Prepare DriverEndpoint / /
super.start()

// Encapsulate the required parameters.val command = Command("org.apache.spark.executor.CoarseGrainedExecutorBackend",
      args, sc.executorEnvs, classPathEntries ++ testingClassPath, libraryPathEntries, javaOpts)

// Encapsulate application information
val appDesc = ApplicationDescription(sc.appName, maxCores, sc.executorMemory, command,webUrl, sc.eventLogDir, sc.eventLogCodec, coresPerExecutor, initialExecutorLimit)
/ / client assignment
client = new StandaloneAppClient(sc.env.rpcEnv, masters, appDesc, this, conf)
Prepare ClientEndpoint / /
client.start()
Copy the code

Now that we’ve looked at the super.start() method, let’s move on and pass in command when we build the StandaloneAppClient.
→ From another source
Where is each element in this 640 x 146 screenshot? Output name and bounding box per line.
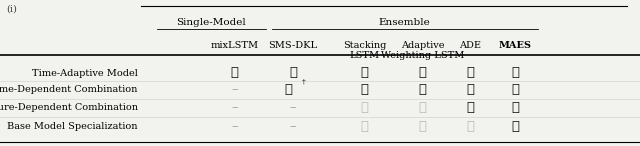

Here we remember org. Apache. Spark. Executor. CoarseGrainedExecutorBackend was introduced to StandaloneAppClient can

Continuing with the client.start() method, line 276 of the StandaloneAppClient class, ClientEndpoint is injected into the RpcEnv environment, and ClientEndpoint’s onStart() is executed by the background thread

rpcEnv.setupEndpoint("AppClient".new ClientEndpoint(rpcEnv))
Copy the code

Let’s patch up the SparkContext property graph above

6. Prepare SparkContext Process 05

StandaloneAppClient holds a ClientEndpoint and its onStart() is invoked by a background thread. Line 86 of StandaloneAppClient calls the registerWithMaster() method

In the registerWithMaster() method, the tryRegisterAllMasters() method is called

After entering tryRegisterAllMasters(), we see lines 106 and 107 of the code, get the reference to the master, and send the RegisterApplication message to the master. This is not consistent with our submission process: the Driver starts and registers with the master

// Get the master endpoint reference
val masterRef = rpcEnv.setupEndpointRef(masterAddress, Master.ENDPOINT_NAME)
// Send a RegisterApplication message to the master to register the application
masterRef.send(RegisterApplication(appDescription, self))
Copy the code

So now that we’re done with preparing SparkContext, SparkContext prepared StandaloneSchedulerBackend is in the process of preparation in order to build communication with the Master and send registration information to the Master (RegisterApplication), We also know that SparkContext encapsulates many properties, such as ShuffleManager, DAGScheduler, etc

7,

When the Driver runs our main method, SparkContext is prepared. During this process, SparkContext also prepares the communication environment and sends a RegisterApplication message to the Master. This also satisfies the submission process: The steps that a Driver takes to register with the Master after it is started.